I haven’t any insight into how Blocs is constructed, but I imagine (given when it first came out) that it is based on the Cocoa Mac OS X frameworks, rather than how Freeway is built (MacApp on “classic” Mac OS, converted to Carbon on Mac OS X). Cocoa came out of the NeXT frameworks, and the marketing buzz around how they leveraged developers’ time (at the time) likened building an app from scratch using them to “building a skyscraper, but getting to start at the 23rd floor”.
Freeway has a quite different problem on its hands now. It has decades of code (and user expectations to go with), and anyone who has tried it will tell you that re-building an existing application is quite a lot harder than starting from nothing. Starting from nothing (well, from an idea) means that you incrementally grow the application in place, and your users’ expectations grow at a similar rate. If I sat you down with the beta version of Freeway that I first encountered in 1997, I doubt you would be confused, but you would miss a lot (a WHOLE LOT) of features and quality that you just expect right now. At the time, nobody knew any better, and so the problem and solutions were well-matched.

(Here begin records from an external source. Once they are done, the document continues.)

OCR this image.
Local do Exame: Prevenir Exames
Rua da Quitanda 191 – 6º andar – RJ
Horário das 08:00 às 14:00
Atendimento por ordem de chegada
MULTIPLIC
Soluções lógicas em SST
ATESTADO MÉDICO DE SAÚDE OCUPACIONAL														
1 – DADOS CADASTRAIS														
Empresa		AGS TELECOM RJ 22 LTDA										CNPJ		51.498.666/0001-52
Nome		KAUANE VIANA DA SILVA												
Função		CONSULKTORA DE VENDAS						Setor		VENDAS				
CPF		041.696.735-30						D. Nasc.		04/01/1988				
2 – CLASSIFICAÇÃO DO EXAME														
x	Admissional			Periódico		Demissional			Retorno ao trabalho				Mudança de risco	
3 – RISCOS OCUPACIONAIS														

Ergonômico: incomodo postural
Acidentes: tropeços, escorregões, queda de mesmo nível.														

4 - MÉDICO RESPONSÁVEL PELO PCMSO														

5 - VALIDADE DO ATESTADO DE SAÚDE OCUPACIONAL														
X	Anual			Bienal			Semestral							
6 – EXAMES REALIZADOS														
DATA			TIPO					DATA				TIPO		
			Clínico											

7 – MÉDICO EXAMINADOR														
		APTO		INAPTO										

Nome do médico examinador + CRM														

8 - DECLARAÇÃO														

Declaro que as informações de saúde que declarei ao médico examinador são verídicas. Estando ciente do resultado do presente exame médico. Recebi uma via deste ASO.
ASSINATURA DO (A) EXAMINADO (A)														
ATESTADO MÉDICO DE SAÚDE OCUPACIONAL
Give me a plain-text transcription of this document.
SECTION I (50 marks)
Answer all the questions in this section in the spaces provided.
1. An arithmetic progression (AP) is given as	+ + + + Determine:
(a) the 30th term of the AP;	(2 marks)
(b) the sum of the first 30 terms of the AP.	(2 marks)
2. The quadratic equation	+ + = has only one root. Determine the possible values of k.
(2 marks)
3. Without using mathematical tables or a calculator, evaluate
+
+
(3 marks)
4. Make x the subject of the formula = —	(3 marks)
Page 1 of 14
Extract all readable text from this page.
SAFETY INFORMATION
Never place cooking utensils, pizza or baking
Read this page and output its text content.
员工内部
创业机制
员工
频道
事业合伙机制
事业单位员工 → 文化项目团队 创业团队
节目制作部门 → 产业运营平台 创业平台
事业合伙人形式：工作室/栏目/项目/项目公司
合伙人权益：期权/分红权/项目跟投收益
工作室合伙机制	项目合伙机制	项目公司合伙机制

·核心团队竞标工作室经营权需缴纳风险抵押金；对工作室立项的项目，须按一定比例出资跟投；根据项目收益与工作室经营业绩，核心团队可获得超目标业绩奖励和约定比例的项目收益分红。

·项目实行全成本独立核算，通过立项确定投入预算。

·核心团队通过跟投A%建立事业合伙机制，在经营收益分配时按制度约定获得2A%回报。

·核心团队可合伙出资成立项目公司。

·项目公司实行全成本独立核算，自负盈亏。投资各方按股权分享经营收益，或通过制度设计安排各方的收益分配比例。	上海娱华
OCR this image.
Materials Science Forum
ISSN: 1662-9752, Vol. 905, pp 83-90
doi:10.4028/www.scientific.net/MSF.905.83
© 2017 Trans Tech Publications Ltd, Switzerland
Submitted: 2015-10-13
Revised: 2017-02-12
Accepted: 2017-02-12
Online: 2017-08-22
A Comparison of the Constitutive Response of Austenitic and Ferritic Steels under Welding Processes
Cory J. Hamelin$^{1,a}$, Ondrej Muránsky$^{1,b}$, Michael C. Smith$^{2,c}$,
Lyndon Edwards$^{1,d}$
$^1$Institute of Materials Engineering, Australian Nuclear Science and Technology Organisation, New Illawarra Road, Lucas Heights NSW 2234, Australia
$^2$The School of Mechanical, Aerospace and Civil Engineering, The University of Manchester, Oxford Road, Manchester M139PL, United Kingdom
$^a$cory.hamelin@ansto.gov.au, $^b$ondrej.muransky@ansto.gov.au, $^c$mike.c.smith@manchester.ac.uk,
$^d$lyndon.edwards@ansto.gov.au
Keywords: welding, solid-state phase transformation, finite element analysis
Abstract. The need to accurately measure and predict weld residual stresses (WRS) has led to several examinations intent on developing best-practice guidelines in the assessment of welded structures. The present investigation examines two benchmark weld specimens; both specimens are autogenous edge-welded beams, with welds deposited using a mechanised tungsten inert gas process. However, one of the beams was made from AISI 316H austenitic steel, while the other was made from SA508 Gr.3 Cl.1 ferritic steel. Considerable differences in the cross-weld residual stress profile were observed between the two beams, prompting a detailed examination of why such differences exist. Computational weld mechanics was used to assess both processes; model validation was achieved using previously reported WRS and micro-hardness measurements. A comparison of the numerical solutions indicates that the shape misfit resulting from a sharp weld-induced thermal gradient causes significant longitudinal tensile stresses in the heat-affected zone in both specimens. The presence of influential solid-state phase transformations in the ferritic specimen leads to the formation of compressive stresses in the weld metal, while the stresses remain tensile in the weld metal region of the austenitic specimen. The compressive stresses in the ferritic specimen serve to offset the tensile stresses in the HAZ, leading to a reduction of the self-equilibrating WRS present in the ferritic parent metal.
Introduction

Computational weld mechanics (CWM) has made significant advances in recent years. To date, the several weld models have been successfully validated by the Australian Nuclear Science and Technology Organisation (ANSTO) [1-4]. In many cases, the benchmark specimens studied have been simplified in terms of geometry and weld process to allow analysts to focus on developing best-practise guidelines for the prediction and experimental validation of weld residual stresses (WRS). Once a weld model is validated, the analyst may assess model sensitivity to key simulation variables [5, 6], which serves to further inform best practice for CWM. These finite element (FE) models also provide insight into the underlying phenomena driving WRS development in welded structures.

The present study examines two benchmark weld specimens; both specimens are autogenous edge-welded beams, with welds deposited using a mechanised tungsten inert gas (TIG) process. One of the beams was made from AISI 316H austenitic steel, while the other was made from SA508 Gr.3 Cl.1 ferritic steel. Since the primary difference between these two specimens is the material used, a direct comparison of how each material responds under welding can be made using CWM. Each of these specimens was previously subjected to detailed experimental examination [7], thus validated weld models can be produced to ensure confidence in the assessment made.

The temptation that Jeremy will struggle with at this point in the history of Freeway is to re-build every detail of the application, just as it is, using the new frameworks (and liberally importing existing C and C++ code where he can, to avoid starting over on every detail using Swift or Objective-C). Even the fact that he’s going to use Swift means that the ground is literally moving under his feet as he works, as the language is still growing and maturing (it’s only a few years old). There are still places where one must “get out and push” in Objective-C, because the language support isn’t baked yet. Yet there are things that the frameworks provide that, if he can take a true beginner’s mind look at the problem he’s trying to solve, will be considerably less work than they were in MacApp. The problem with that is that he knows–deeply and completely–how they work now, and getting back to beginner’s mind is frustratingly difficult when you know that much.
If Softpress were to release the Freeway X (like Final Cut Pro X) version of Freeway at some point soon, how loud and angry would the reply be from the experienced users? Recall when Final Cut X came out, and how the press was full of angry cries from experienced editors of “That’s it, I’m going to use Premiere”. That was an example of an application that had a lot of deep features, and the new version had maybe 50% of those features, if I’m charitable, and a workflow that was as “un-Pro” as iMovie. The pros, who had spent years understanding the mindset and workflow of the old application, were suddenly newbies again. At the same time, Final Cut X was a re-set of the whole underlying application, and it paved the way for even more productivity, and better results in less time, if you were willing to re-learn how it wanted you to think.
This is going to be a difficult balancing act for Softpress. They will need the new version to tick off enough boxes for the experienced developers, and to have enough of the magic that Freeway has always delivered so that new users are intrigued and curious enough to try it. But they don’t have to deliver the same application in new clothes, and they don’t have the time to do that even if they wanted to. If they stay close to what the Cocoa frameworks can deliver, and leverage the core OS features in the various *-Kit libraries, they may be able to build 50-70% of Freeway as we know it with a shocking paucity of new code. And that could give them a foundation to build upon, as long as they give it enough Wow to sustain a re-birth.
Walter
On Jan 19, 2018, at 5:58 AM, Ashley via freewaytalk email@hidden wrote:
Blocs is a one man team and he pushes out updates on a very regular basis with identified bugs usually being fixed in the space of a week. It’s not perfect, but I have faith in the general direction of travel.
I don’t know how long it took him though before version 1 of Blocs was released and Softpress has to deal with the baggage of expectation from previous customers, who will expect any new product to fly out the gate as a world beater. They could be waiting for a very long time.